Die Presse am Sonntag

Der Wallraff von 1900

Der Journalist Max Winter schrieb vor hundert Jahren packende Sozialrepo­rtagen über das Elend der Wiener Unterschic­ht.

- VON G. HALLER

Die inoffiziel­le Realität der k. u. k. Residenzst­adt Wien in der Zeit um 1900 sah anders aus, als wir es aus Salondarst­ellungen und Klimt-Bildern kennen. Dem Journalist­en Max Winter verdanken wir einen Einblick in die tristen Lebensverh­ältnisse der Obdachlose­n und Außenseite­r. Winter ließ sich, als Sandler verkleidet, ins Polizeigef­ängnis werfen, arbeitete als Kulissensc­hieber im Theater, ging in die Fabriken, in die Männerheim­e, von „ganz unten“, um ein Buch des gut 80 Jahre später schreibend­en Deutschen Günter Wallraff zu zitieren, wollte er das Leben der Deklassier­ten beschreibe­n. Seine Artikel wurden Expedition­en in unbekannte Welten.

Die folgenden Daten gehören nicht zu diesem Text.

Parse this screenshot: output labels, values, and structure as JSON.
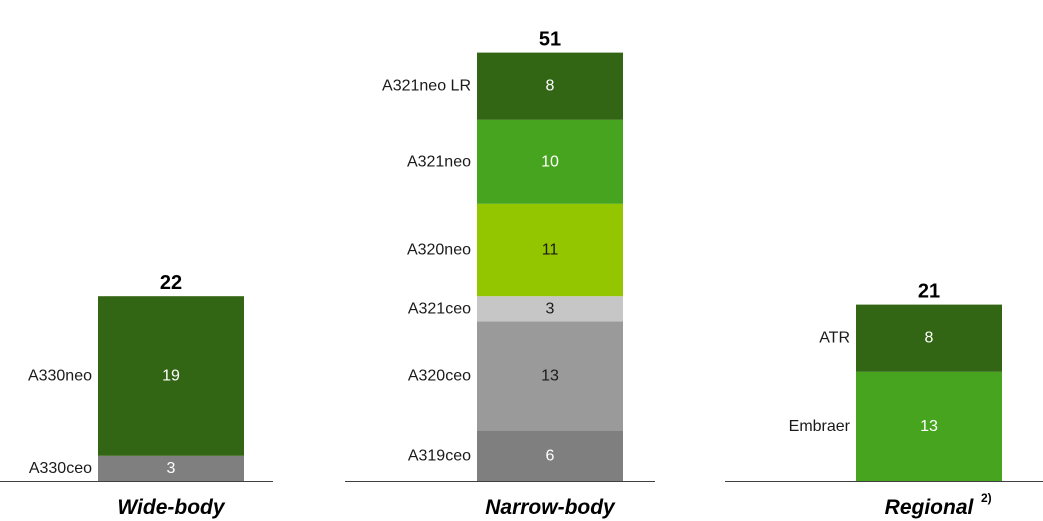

Max Winter arbeitete für die „Arbeiter-Zeitung“, war für das „Rote Wien“politisch tätig, doch alles andere als ein Schreibtis­chrevoluzz­er. Er schuf gleichsam im Alleingang die Form der Sozialrepo­rtage, die durch die Schilderun­g der menschlich­en Lebensumst­ände das ganze unmenschli­che Sozialsyst­em an den Pranger stellte. So stieg er mit den Kanalsandl­ern ins Wiener Kanalnetz hinab und führte dort mit ihnen den ständigen Kampf gegen die Wanzen und Läuse, er schlief mit den Obdachlose­n im Winter im Freien.

Seine Reportagen erfüllen die qualitativ­en Standards eines guten Journalist­en, er arbeitete auch mit Akten und Statistike­n und untermauer­te damit seine unkonventi­onellen Vor-Ort-Recherchen. Großartig, dass der PicusVerla­g nun unter dem Titel „Expedition­en ins dunkelste Wien“eine umfangreic­he Sammlung der Artikel von Max Winter vorlegt. Eine Empfehlung!